Council members voted unanimously to repatriate the tattooed preserved heads, called “toi moko,” along with an 18th-century leg bone of a Maori warrior chief and several other artifacts.

The items were donated to the Kelvingrove Art Gallery and Museum in Glasgow between 1900 and 1950 but never put on display.

“There’s a different attitude around now compared to that rife in colonial times when the gruesome practice of collecting human remains was a hobby,” said John Lynch, head of the council’s cultural and services committee.

LONDON

Royal family costs $1.10 per Briton, palace says

Britons are paying about $1.10 each to support Queen Elizabeth II and the royal family, Buckingham Palace said Thursday in an annual summary of its expenses.

The palace, which has been under political pressure to control costs in recent years, said the senior royals’ expenses totaled $66 million in the fiscal year that ended March 31, up 1.7 percent from the previous year.

It noted that if inflation were taken into consideration, expenses decreased by 1 percent.

The biggest expenses were for property maintenance, utilities and telephone and other communications. The $66 million included money for activities of the queen and her husband, Prince Philip, upkeep on royal palaces housing many family members, and travel costs for royals on official duties.

Austria

Official: Al-Qaida threat increasing for elections

Intelligence chatter that is “stronger and more robust” than usual is heightening concerns al-Qaida might launch attacks timed to the U.S. presidential election or the political conventions, a senior U.S. security official told The Associated Press on Thursday.

Adm.

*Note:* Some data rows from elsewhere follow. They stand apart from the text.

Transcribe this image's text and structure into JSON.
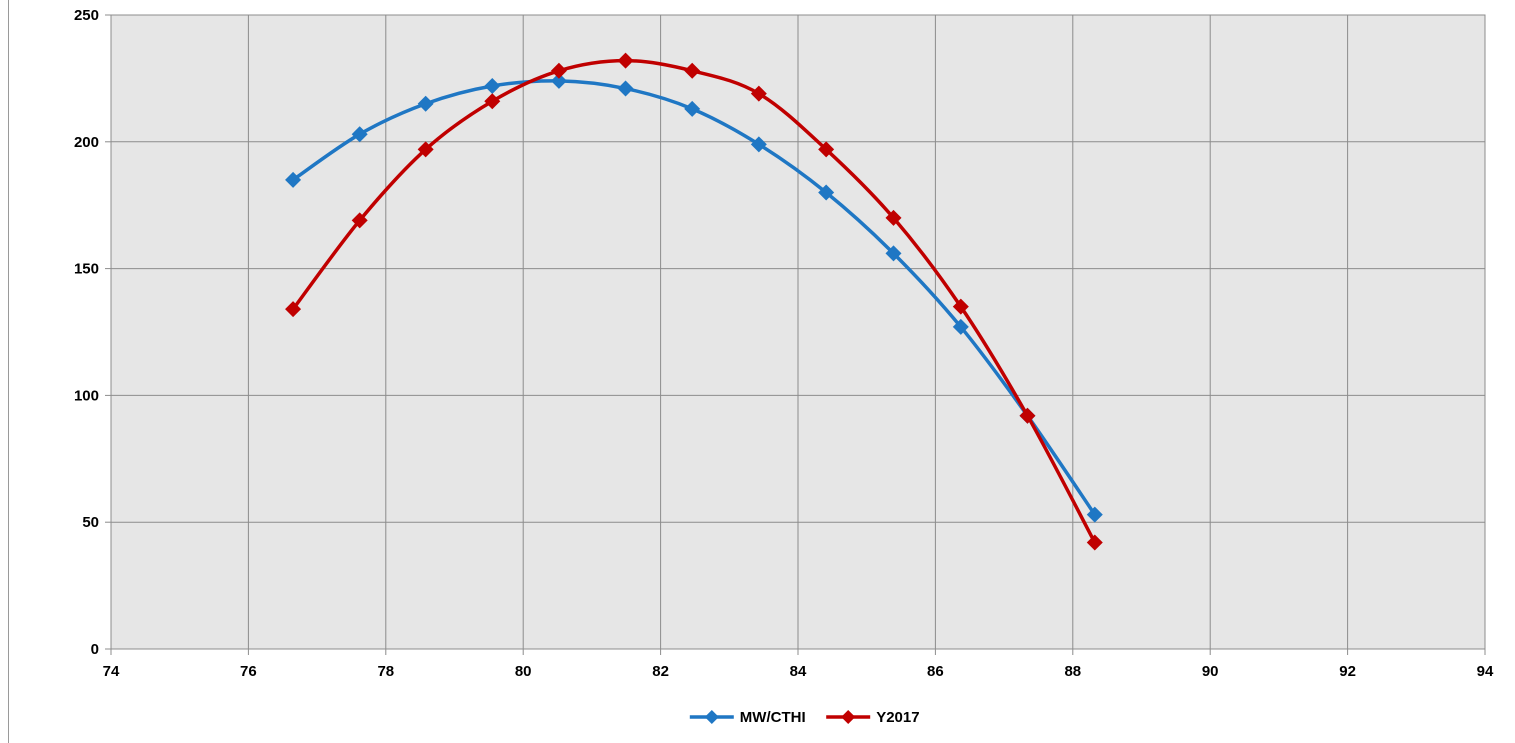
{
  "chart_data": {
    "type": "line",
    "title": "",
    "xlabel": "",
    "ylabel": "",
    "xlim": [
      74,
      94
    ],
    "ylim": [
      0,
      250
    ],
    "x_ticks": [
      "74",
      "76",
      "78",
      "80",
      "82",
      "84",
      "86",
      "88",
      "90",
      "92",
      "94"
    ],
    "y_ticks": [
      "0",
      "50",
      "100",
      "150",
      "200",
      "250"
    ],
    "grid": true,
    "plot_background": "#e6e6e6",
    "legend_position": "bottom-center",
    "smooth": true,
    "marker": "diamond",
    "series": [
      {
        "name": "MW/CTHI",
        "color": "#1f77c4",
        "x": [
          76.65,
          77.62,
          78.58,
          79.55,
          80.52,
          81.49,
          82.46,
          83.43,
          84.41,
          85.39,
          86.37,
          87.34,
          88.32
        ],
        "y": [
          185,
          203,
          215,
          222,
          224,
          221,
          213,
          199,
          180,
          156,
          127,
          92,
          53
        ]
      },
      {
        "name": "Y2017",
        "color": "#c00000",
        "x": [
          76.65,
          77.62,
          78.58,
          79.55,
          80.52,
          81.49,
          82.46,
          83.43,
          84.41,
          85.39,
          86.37,
          87.34,
          88.32
        ],
        "y": [
          134,
          169,
          197,
          216,
          228,
          232,
          228,
          219,
          197,
          170,
          135,
          92,
          42
        ]
      }
    ]
  }
}
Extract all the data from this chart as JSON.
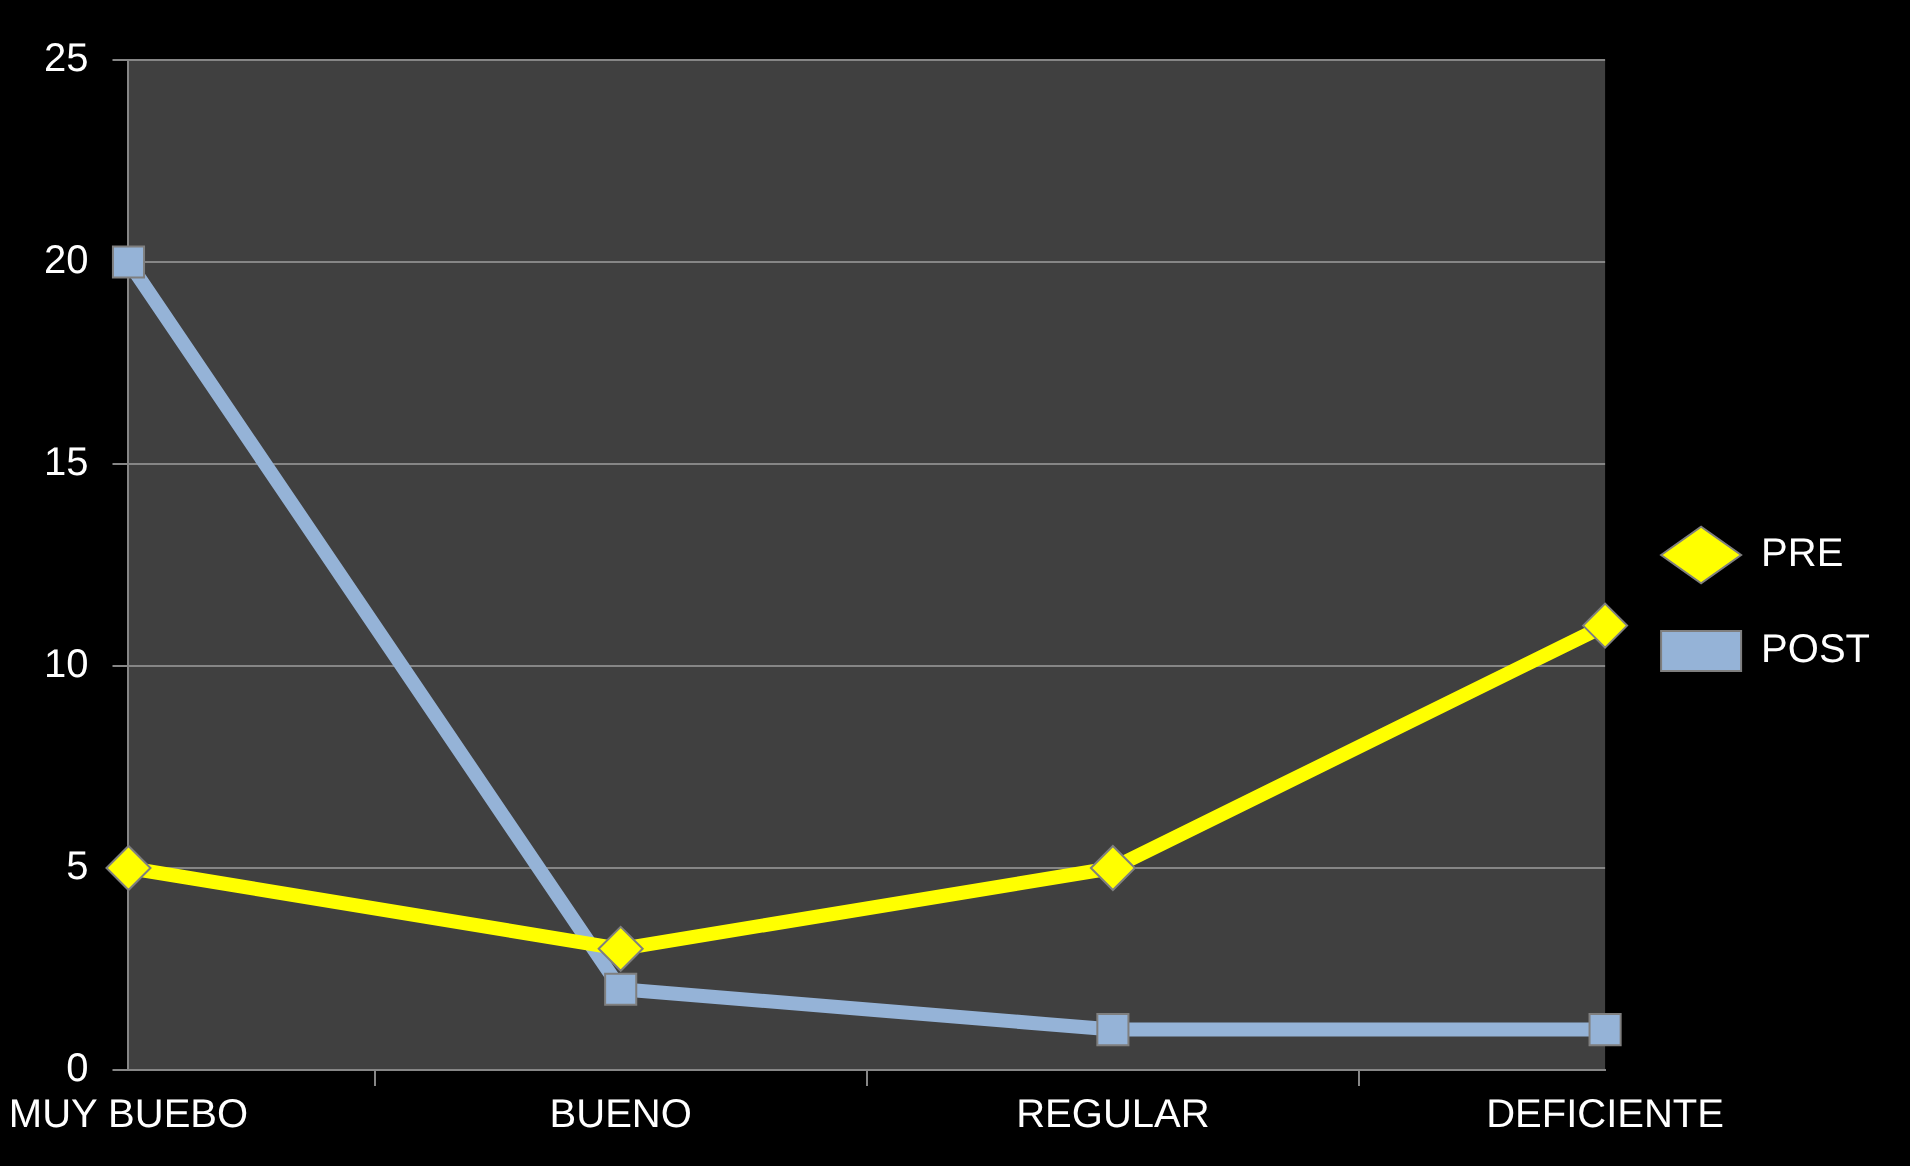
{
  "chart_data": {
    "type": "line",
    "categories": [
      "MUY BUEBO",
      "BUENO",
      "REGULAR",
      "DEFICIENTE"
    ],
    "series": [
      {
        "name": "PRE",
        "color": "#ffff00",
        "values": [
          5,
          3,
          5,
          11
        ],
        "marker": "diamond"
      },
      {
        "name": "POST",
        "color": "#95b3d7",
        "values": [
          20,
          2,
          1,
          1
        ],
        "marker": "square"
      }
    ],
    "ylim": [
      0,
      25
    ],
    "yticks": [
      0,
      5,
      10,
      15,
      20,
      25
    ],
    "grid": "y",
    "legend": "right",
    "line_style": "solid"
  }
}
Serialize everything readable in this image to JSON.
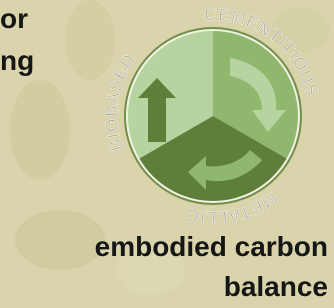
{
  "top_text": [
    "or",
    "ng"
  ],
  "ring_labels": {
    "left": "BIOBASED",
    "right": "CEMENTITIOUS",
    "bottom": "METALLIC"
  },
  "caption": [
    "embodied carbon",
    "balance"
  ]
}
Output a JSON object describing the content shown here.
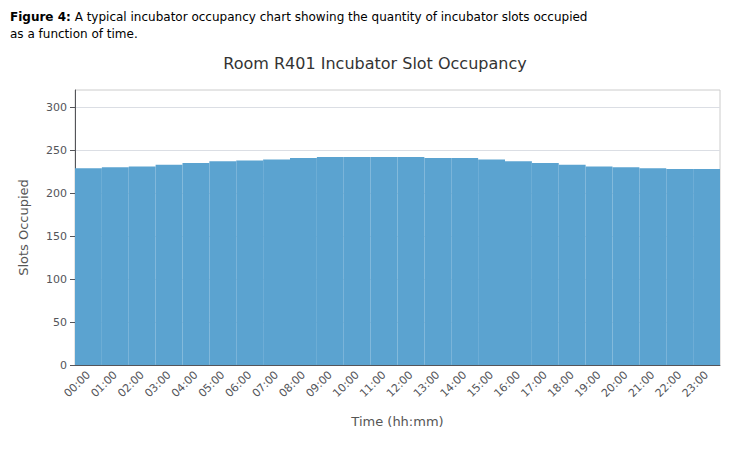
{
  "chart_data": {
    "type": "bar",
    "title": "Room R401 Incubator Slot Occupancy",
    "annotations": [
      "Figure 4:",
      "A typical incubator occupancy chart showing the quantity of incubator slots occupied\nas a function of time."
    ],
    "xlabel": "Time (hh:mm)",
    "ylabel": "Slots Occupied",
    "categories": [
      "00:00",
      "01:00",
      "02:00",
      "03:00",
      "04:00",
      "05:00",
      "06:00",
      "07:00",
      "08:00",
      "09:00",
      "10:00",
      "11:00",
      "12:00",
      "13:00",
      "14:00",
      "15:00",
      "16:00",
      "17:00",
      "18:00",
      "19:00",
      "20:00",
      "21:00",
      "22:00",
      "23:00"
    ],
    "values": [
      229,
      230,
      231,
      233,
      235,
      237,
      238,
      239,
      241,
      242,
      242,
      242,
      242,
      241,
      241,
      239,
      237,
      235,
      233,
      231,
      230,
      229,
      228,
      228
    ],
    "color": "#5BA3D0",
    "ylim": [
      0,
      320
    ],
    "yticks": [
      0,
      50,
      100,
      150,
      200,
      250,
      300
    ],
    "grid": true
  }
}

James Loy, deputy head of the Department of Homeland Security, said in an interview that his agency had received “nothing specific” about an attack on those events.

But, he said, there has been a “constant stream of intelligence that has been stronger and more robust.”

“As you progress onward to the Democratic Party convention and the Republican Party convention and then the election itself, it has all added up to a registry of concern,” Loy said by telephone from an international conference on terror in Vienna.